Pagi ini sambil menaiki tangga ke lantai 3 untuk menyiram tanaman aku merenung. "Apakah jika saja saat itu aku menyambut kehangatan itu dengan hangat cerita kami tidak akan pernah dingin?" Sekali lagi asumsi dan ekspektasi.
"Ku rasa tidak. Disambut atau pun tidak disambut tidak akan menghentikan kenyataan bahwa pada waktunya semua kan berubah. Aku atau dia. Maka yang menjadi penyesalanku adalah ketidakmampuanku untuk menyambut kehangatan dan menghargainya. Sehingga ia hilang terlalu cepat." Begitu hati, entah mungkin juga pikiranku, keduanya saling berbicara.
Menyambut kehangatan dengan hangat. Aku menyadari sesuatu. Entah kenapa banyak momen dimana aku lebih suka menjauh ketika ada kehangatan dari seseorang yang mendekat. Ku hanya bisa menerima sedikit sekali. Selebihnya akan ku tolak. Sampai aku sudah berada di situasi dimana terus menerus terombang-ambing dalam kehangatan terus menerus ku kirim pada orang lain meskipun orang tersebut tidak akan pernah membalasnya. Mudahnya saat kehangatan datang pada ku, aku cenderung menghindar. Kemudian mencoba memberi kehangatan pada orang lain yang juga tidak terbiasa menyambutnya.
Sabtu, 28 September 2024
Tepatnya kemarin. Setelah kurang lebih dua minggu latihan, tim nasyid pun menyiarkan suara mereka di acara peringatan maulid di rumah. Fafa yang hanya tiga kali latihan bersama berhasil menghipnotis pendengar dengan penampilan puisinya.
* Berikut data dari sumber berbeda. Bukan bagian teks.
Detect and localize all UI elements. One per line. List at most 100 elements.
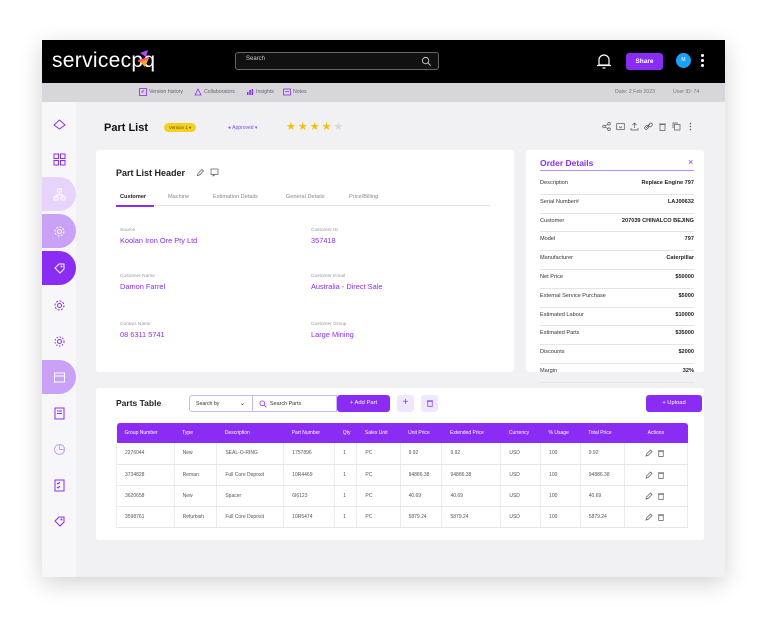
comment-icon[interactable] (210, 168, 219, 177)
customer-group-label: Customer Group (311, 322, 347, 327)
version-history-label: Version history (149, 89, 184, 95)
search-by-select[interactable]: Search by ⌄ (189, 395, 253, 412)
order-detail-key: Net Price (540, 274, 564, 280)
sidebar (42, 102, 76, 577)
table-row[interactable]: 3734828 Reman Full Core Deposit 10R4469 1 PC 9… (116, 464, 689, 486)
more-icon[interactable] (686, 122, 695, 131)
table-cell: Full Core Deposit (216, 464, 285, 486)
delete-icon[interactable] (657, 471, 665, 479)
table-cell: PC (356, 464, 401, 486)
notes-label: Notes (293, 89, 307, 95)
collapse-icon[interactable]: × (688, 157, 693, 167)
notes-link[interactable]: Notes (283, 88, 307, 96)
global-search-input[interactable]: Search (235, 52, 439, 70)
table-row[interactable]: 2276044 New SEAL-O-RING 1757896 1 PC 9.92 9.92 U… (116, 443, 689, 465)
table-cell: 94886.38 (441, 464, 502, 486)
column-header[interactable]: Total Price (580, 423, 625, 443)
search-parts-input[interactable]: Search Parts (253, 395, 337, 412)
sidebar-item-dashboard[interactable] (42, 142, 76, 176)
sidebar-item-offers[interactable] (42, 504, 76, 538)
tab-general-details[interactable]: General Details (286, 194, 325, 200)
upload-button[interactable]: + Upload (646, 395, 702, 412)
table-cell: 3620658 (116, 485, 175, 507)
sidebar-item-checklist[interactable] (42, 468, 76, 502)
table-cell: Refurbish (174, 506, 218, 528)
version-history-link[interactable]: Version history (139, 88, 183, 96)
column-header[interactable]: Currency (500, 423, 541, 443)
sidebar-item-options[interactable] (42, 324, 76, 358)
sidebar-item-analytics[interactable] (42, 432, 76, 466)
tab-machine[interactable]: Machine (168, 194, 189, 200)
insights-link[interactable]: Insights (246, 88, 274, 96)
history-icon (139, 88, 147, 96)
order-detail-row: External Service Purchase $5000 (540, 289, 694, 308)
folder-icon[interactable] (616, 122, 625, 131)
share-icon[interactable] (602, 122, 611, 131)
column-header[interactable]: Qty (334, 423, 357, 443)
active-tab-indicator (116, 205, 154, 207)
column-header[interactable]: Type (174, 423, 217, 443)
status-dropdown[interactable]: ● Approved ▾ (228, 125, 257, 131)
upload-icon[interactable] (630, 122, 639, 131)
column-header[interactable]: Sales Unit (356, 423, 401, 443)
avatar[interactable]: M (676, 53, 691, 68)
delete-icon[interactable] (658, 122, 667, 131)
add-part-button[interactable]: + Add Part (337, 395, 390, 412)
table-cell: SEAL-O-RING (216, 443, 285, 465)
edit-icon[interactable] (645, 492, 653, 500)
table-cell: 9.92 (441, 443, 502, 465)
share-button[interactable]: Share (626, 53, 663, 70)
order-detail-value: 797 (684, 236, 694, 243)
version-badge[interactable]: Version 1 ▾ (164, 123, 197, 132)
order-detail-row: Estimated Labour $10000 (540, 308, 694, 327)
offer-tag-icon (53, 516, 64, 527)
edit-icon[interactable] (645, 449, 653, 457)
order-detail-value: LAJ00632 (667, 198, 694, 205)
column-header[interactable]: Description (216, 423, 284, 443)
link-icon[interactable] (644, 122, 653, 131)
rating-stars[interactable]: ★★★★★ (286, 120, 345, 133)
collaborators-label: Collaborators (204, 89, 235, 95)
delete-icon[interactable] (657, 513, 665, 521)
customer-name-label: Customer Name (120, 274, 155, 279)
add-icon-button[interactable]: + (397, 395, 414, 412)
column-header[interactable]: Unit Price (400, 423, 442, 443)
kebab-icon[interactable] (699, 52, 705, 70)
table-cell: 94886.38 (400, 464, 443, 486)
column-header[interactable]: Group Number (116, 423, 175, 443)
collaborators-link[interactable]: Collaborators (194, 88, 235, 96)
column-header[interactable]: Extended Price (441, 423, 501, 443)
table-header-row: Group Number Type Description Part Number Qt… (116, 423, 688, 443)
edit-icon[interactable] (645, 513, 653, 521)
delete-button[interactable] (421, 395, 438, 412)
star-empty-icon: ★ (333, 121, 346, 133)
sidebar-item-home[interactable] (42, 107, 76, 141)
table-cell: 10R4469 (283, 464, 336, 486)
tab-estimation-details[interactable]: Estimation Details (213, 194, 258, 200)
home-icon (52, 118, 66, 130)
table-cell: 1 (334, 464, 358, 486)
table-row[interactable]: 3620658 New Spacer 6I6123 1 PC 40.69 40.69 USD 10… (116, 485, 689, 507)
sidebar-item-documents[interactable] (42, 396, 76, 430)
bell-icon[interactable] (595, 52, 613, 70)
delete-icon[interactable] (657, 449, 665, 458)
table-cell: 3734828 (116, 464, 175, 486)
column-header[interactable]: Actions (624, 423, 688, 443)
delete-icon[interactable] (657, 492, 665, 500)
column-header[interactable]: % Usage (540, 423, 581, 443)
customer-email-value: Australia - Direct Sale (311, 282, 383, 291)
column-header[interactable]: Part Number (283, 423, 335, 443)
table-row[interactable]: 3598761 Refurbish Full Core Deposit 10R5474… (116, 506, 689, 528)
tab-customer[interactable]: Customer (120, 194, 146, 200)
date-label: Date: 2 Feb 2023 (615, 89, 656, 95)
table-cell: 5879.24 (400, 506, 443, 528)
tag-icon (53, 263, 64, 274)
contact-name-label: Contact Name (120, 322, 151, 327)
copy-icon[interactable] (672, 122, 681, 131)
table-cell: Spacer (216, 485, 285, 507)
star-filled-icon: ★ (286, 121, 298, 133)
edit-icon[interactable] (645, 471, 653, 479)
tab-price-billing[interactable]: Price/Billing (349, 194, 378, 200)
sidebar-item-config[interactable] (42, 288, 76, 322)
edit-icon[interactable] (196, 168, 205, 177)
Hari itu juga aku, de Ais, dan Anggalung bertemu untuk ke dua kalinya. Kali ini kami saling sapa di Plaza Blok M. Ada cerita riweuh tentang sholat disana. Aku tidak suka toiletnya. Tidak asik. Tanpa bidet air untuk cebok sudah cukup membuat aku memutuskan untuk menahan panggilan alam selama itu buang air kecil. Buang air besar di lingkungan dengan toilet seperti itu adalah siksaan. Ah, aku tidak mau ngomel-ngomel tentang hal ini. Toilet, tempat wudhu, dan sholat di Plaza Blok M.
Burger King,
Setelah bertempur dengan toilet, tempat wudhu, dan sholat. Aku berjalan menuju Burger King mengikuti de Ais. Berjalan bersamanya membuat aku tidak perlu berpikir mandiri mencari jalan. Hari itu pertama kalinya aku seperti melihat teman yang sudah beranjak dewasa. Dia terlihat berbeda dengan pertemuan kami pertama kali di Tebet. Seperti jiwa yang sudah tumbuh lebih tinggi.
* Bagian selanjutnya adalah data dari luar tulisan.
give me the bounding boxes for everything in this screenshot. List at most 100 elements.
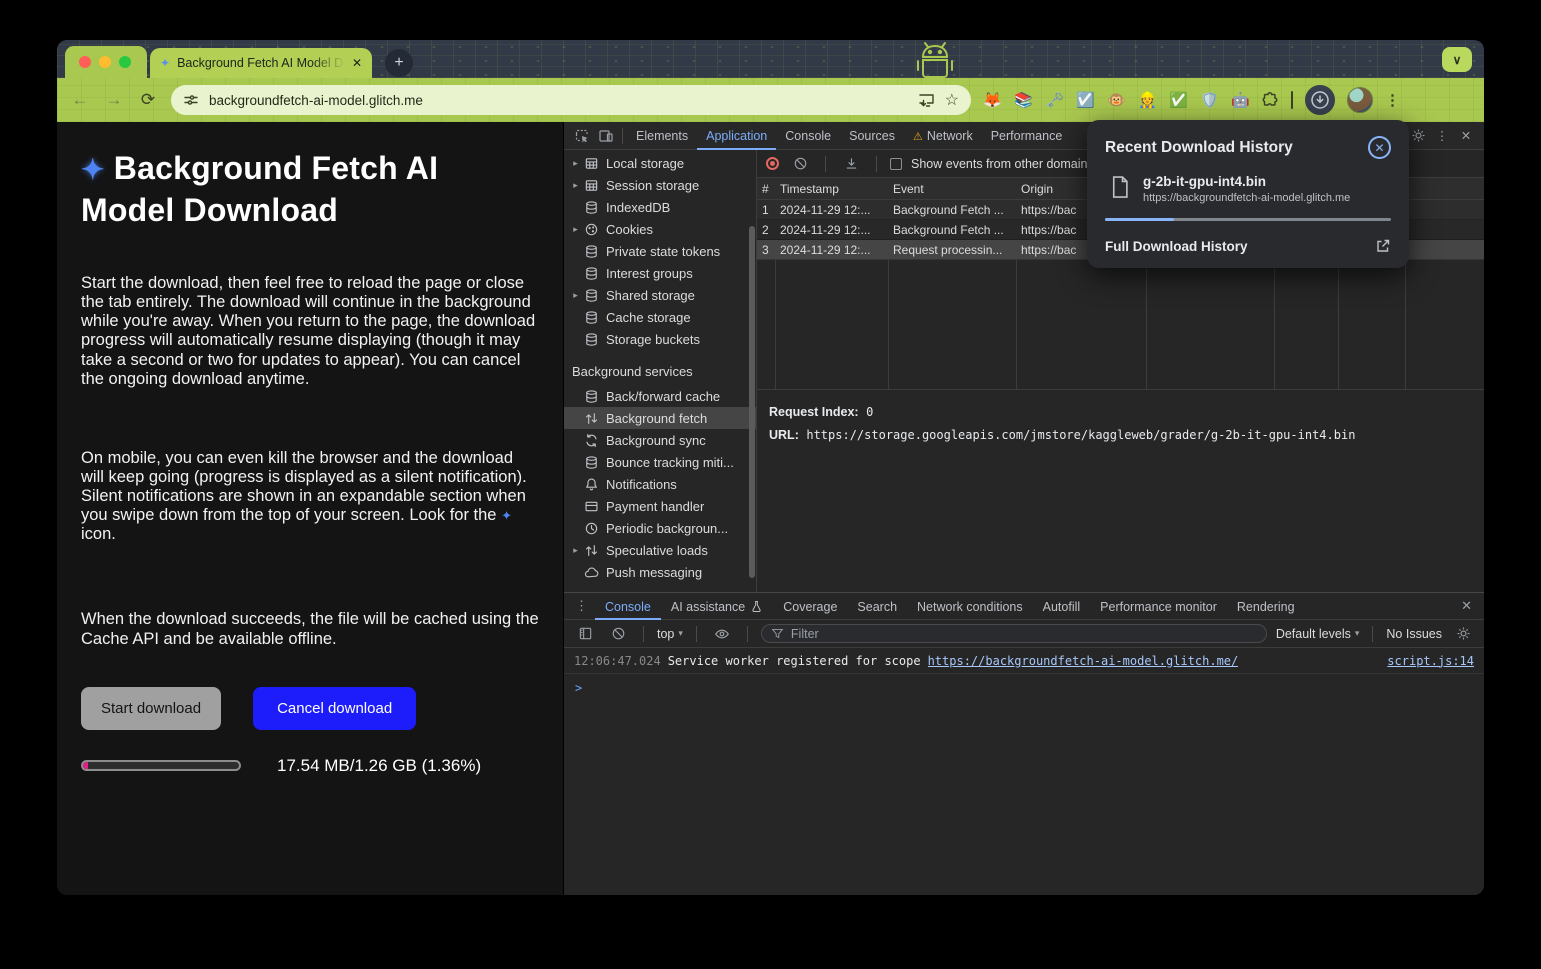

Jiwaku masih di kelilingi oleh anak-anak yang senang tersenyum dan melakukan tingkah-tingkah sederhana pun adakalanya merasa takut. Sisi ku yang lain masih terus mempertanyakan dan mencoba untuk lebih memahami diri dan kehidupan.
Kami mengobrol. Saat menulis cerita ini aku baru sadar bahwa ia tidak bercerita apapun tentangnya. Waktu terus berjalan. Begitu pula dengan ku, adik, dan Anggalung. Akan terus ada masa dimana kami berubah. Terus akan berubah. Tidak ada yang salah dengan semua itu. Hanya sesuatu yang ku sebut 'hidup'.